Auditly may update Subprocessors from time to time. Where required by law, Auditly shall provide notice of material Subprocessor changes.

Taking into account the nature of processing and information available, Auditly shall reasonably assist the Customer with: Data Subject requests, Regulatory inquiries, Security assessments, Privacy impact assessments, Compliance obligations, and Data breach investigations to the extent required by applicable law.

Where a Data Subject submits a request relating to Personal Data processed through the Services, Auditly shall: Notify the Customer where appropriate, provide reasonable assistance, and enable the Customer to respond to requests.

Auditly shall not directly respond to Data Subject requests unless legally required or authorized by the Customer.

In the event Auditly becomes aware of a confirmed Personal Data Breach affecting Customer Personal Data, Auditly shall: Notify the Customer without undue delay, provide available information regarding the breach, describe the nature of the incident, identify affected categories of data where reasonably known, provide updates as additional information becomes available, and take reasonable steps to mitigate the impact.

Auditly does not guarantee that every security event constitutes a reportable Personal Data Breach.

Upon reasonable request and subject to confidentiality obligations, Auditly may make available information reasonably necessary to demonstrate compliance with this DPA. Auditly may satisfy audit requests through: Security reports, Compliance certifications, Audit reports, Trust center documentation, Questionnaires, and Independent assessments.

Auditly may limit audit activities where necessary to protect security, confidentiality, or other customer information.

Customer Personal Data may be processed, transferred, stored, replicated, or backed up in multiple jurisdictions as necessary to provide the Services.
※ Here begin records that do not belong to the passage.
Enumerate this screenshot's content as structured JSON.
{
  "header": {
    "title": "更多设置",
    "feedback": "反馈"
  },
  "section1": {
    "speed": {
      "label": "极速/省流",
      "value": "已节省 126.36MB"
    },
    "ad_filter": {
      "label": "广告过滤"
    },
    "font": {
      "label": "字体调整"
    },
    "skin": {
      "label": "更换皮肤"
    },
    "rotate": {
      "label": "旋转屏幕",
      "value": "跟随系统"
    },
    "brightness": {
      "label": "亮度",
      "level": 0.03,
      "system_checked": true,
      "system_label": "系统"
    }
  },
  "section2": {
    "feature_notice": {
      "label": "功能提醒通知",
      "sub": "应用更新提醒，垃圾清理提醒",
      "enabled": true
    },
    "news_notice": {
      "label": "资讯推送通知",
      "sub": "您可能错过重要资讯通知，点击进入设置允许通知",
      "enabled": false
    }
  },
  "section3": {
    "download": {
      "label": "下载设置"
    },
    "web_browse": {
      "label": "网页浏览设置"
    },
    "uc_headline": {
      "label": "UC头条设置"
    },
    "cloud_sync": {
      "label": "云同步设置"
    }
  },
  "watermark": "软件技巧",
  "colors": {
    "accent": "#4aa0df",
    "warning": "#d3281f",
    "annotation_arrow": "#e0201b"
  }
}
Where applicable, Auditly shall implement appropriate safeguards for international transfers, including: Standard Contractual Clauses (SCCs), Contractual safeguards, or other lawful transfer mechanisms where required under applicable law.

The Customer acknowledges that KIVO and related AI-powered features may process Personal Data submitted by authorized users. Such processing may include: Compliance assistance, Report generation, Policy generation, Summarization, Risk analysis, Audit preparation, and Search and retrieval.

Customers remain responsible for determining what information they choose to submit to AI-powered functionality.

Upon termination of the Agreement and upon Customer request, Auditly shall: Return Customer Personal Data, where technically feasible; or Delete Customer Personal Data, except where retention is required by law, security obligations, backup requirements, dispute resolution, fraud prevention, or legitimate business purposes.

The liability of each party under this DPA shall be subject to the liability limitations and exclusions set forth in the governing Agreement unless otherwise required by applicable law.

In the event of conflict between this DPA and the Agreement regarding Personal Data processing obligations, this DPA shall control to the extent of the conflict.

This DPA shall be governed by the governing law specified in the Agreement unless otherwise required by applicable data protection laws.

Subject Matter

Provision of Auditly's governance, risk, compliance, audit readiness, vendor risk management, policy management, AI assistance, integrations, APIs, and related services.

Duration

For the duration of the Agreement and any applicable retention period.

Nature Of Processing

Collection, storage, organization, analysis, transmission, retrieval, reporting, monitoring, deletion, and other processing activities necessary to provide the Services.

Categories Of Data Subjects

Customer employees, Contractors, Users, Administrators, Vendors, Auditors, Partners, Customers of the Customer, and other individuals whose information is submitted through the Services.

Categories Of Personal Data

Names, Email addresses, Job titles, Account information, Access information, Compliance information, Security information, Audit information, Vendor information, Documentation and uploaded content, and other Personal Data submitted by the Customer.